The Fourth Kind
Spanish producer WLDV was first brought to our attention via his excellent edits of classic dark alternative club tracks, from artists as diverse as Psychic TV, Linea Aspera, Armageddon Dildos and Switchblade Symphone amongst many others. His original productions often fall into the giallo disco category, plying the darker, horror soundtrack oriented side of electronic dance music. New EP The Fourth Kind for Aspecto Humano still has those earmarks but falls closer to the body music and electro-darkwave sounds of his DJ edits. “Master of Disguise” makes good use of a thudding kick-snare pattern and gated pad to back up a simple repeating synthline; it’s still cinematic, but reads more as a vintage low budget science fiction a la Cyborg than say, a classic Mario Bava joint. “La Herencia” comes out strong with a big new beat bassline, working it to the bone before bringing in more layers of synthesized orchestration and samples for the track’s latter half.
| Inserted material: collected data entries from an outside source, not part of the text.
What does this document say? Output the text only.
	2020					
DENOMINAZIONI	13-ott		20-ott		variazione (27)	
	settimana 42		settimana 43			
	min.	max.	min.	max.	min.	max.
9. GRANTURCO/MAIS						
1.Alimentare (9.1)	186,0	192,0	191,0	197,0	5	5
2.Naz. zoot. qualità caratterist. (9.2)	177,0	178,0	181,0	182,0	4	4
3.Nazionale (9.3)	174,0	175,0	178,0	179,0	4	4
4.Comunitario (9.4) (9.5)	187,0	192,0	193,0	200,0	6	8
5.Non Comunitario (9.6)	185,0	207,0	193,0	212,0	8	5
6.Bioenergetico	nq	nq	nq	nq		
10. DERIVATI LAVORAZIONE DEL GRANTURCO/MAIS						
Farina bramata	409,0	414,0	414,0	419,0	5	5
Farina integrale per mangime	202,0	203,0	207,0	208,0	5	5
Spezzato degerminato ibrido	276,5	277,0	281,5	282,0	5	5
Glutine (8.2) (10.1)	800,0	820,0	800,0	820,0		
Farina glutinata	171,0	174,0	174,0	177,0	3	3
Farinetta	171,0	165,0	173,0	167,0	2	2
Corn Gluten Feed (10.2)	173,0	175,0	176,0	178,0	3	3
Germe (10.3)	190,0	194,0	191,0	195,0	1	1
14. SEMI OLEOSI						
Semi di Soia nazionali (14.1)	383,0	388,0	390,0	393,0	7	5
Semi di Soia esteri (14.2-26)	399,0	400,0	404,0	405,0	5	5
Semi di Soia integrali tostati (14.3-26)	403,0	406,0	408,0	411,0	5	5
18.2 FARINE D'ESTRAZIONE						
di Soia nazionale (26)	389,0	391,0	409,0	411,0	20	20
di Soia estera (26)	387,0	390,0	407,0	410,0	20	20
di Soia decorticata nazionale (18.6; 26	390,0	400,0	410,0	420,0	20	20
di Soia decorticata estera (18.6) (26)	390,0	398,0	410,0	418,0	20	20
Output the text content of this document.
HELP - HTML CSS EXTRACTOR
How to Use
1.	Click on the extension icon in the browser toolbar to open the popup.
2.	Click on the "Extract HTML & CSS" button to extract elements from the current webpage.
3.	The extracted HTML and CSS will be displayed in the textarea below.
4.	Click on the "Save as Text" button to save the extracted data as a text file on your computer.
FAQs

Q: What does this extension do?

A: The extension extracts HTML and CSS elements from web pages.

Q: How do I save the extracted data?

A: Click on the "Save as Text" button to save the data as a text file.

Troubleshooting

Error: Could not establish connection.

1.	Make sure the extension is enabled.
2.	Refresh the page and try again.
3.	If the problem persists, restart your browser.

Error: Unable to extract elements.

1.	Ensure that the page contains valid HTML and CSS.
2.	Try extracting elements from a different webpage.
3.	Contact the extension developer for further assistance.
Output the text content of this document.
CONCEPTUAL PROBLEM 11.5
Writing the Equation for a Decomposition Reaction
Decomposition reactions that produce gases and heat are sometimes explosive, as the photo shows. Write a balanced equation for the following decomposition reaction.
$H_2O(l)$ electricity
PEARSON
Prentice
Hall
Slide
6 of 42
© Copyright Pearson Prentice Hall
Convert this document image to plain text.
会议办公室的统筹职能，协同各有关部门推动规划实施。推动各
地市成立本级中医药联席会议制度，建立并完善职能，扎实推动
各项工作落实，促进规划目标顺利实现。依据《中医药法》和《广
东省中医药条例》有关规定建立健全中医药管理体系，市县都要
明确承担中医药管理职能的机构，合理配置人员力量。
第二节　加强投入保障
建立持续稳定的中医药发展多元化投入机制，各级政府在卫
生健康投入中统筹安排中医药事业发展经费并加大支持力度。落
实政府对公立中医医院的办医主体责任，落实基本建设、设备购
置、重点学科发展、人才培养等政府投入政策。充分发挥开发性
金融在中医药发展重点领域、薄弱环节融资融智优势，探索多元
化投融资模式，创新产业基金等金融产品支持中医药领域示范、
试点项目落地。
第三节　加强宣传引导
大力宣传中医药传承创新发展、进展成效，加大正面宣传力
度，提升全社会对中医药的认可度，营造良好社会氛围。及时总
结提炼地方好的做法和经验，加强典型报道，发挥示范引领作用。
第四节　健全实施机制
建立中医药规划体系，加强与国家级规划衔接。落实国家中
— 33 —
The final two tracks show some subtle shading in approach with “Rigor Mortis” taking the route of big arpeggios and pulsing bass akin to the more tasteful side of retro-synthwave, while “Vomit and Vibrations” has the more atmospheric side of the sound down via its spookier sound design, although the rhythm track never strays far from the heart of the composition. Its solid instrumental synth music that shows some understanding of the ways that specific forms and genres can be played off one another.
Send Angels Here
The world is awash in lo-fi goth bands who call back to the first wave of goth rock, perhaps at least in part to make a virtue of some of their technical shortcomings. And while Portland’s Nightsister certainly fit the lo-fi goth bill, there’s far less hoary nostalgia in the sort of sounds they’re mining on new EP Send Angels Here. A good portion of this brief, 13-minute release smears itself in pastel dream-pop, finding a suspension between colour and shadow which isn’t too far off from Drab Majesty. But elsewhere, as on the spiky “28” and “Rust”, it’s a bouncy and frothy mix of darkwave and synthpop which swishes about the more stoic and dark pillars of the tunes. In those tracks, and really the EP as a whole, Nightsister do a great job of recognizing which elements are best suited to a muffled and cryptic register, and which deserve a clear and bright spotlight being shone upon them. The shuffling up of that interplay from track to track means that the band’s aesthetic stays fresh throughout (okay, that’s not so hard when we’re talking about something this short), and both the ambience and the hooks stick with the listener well after Send Angels Here finishes.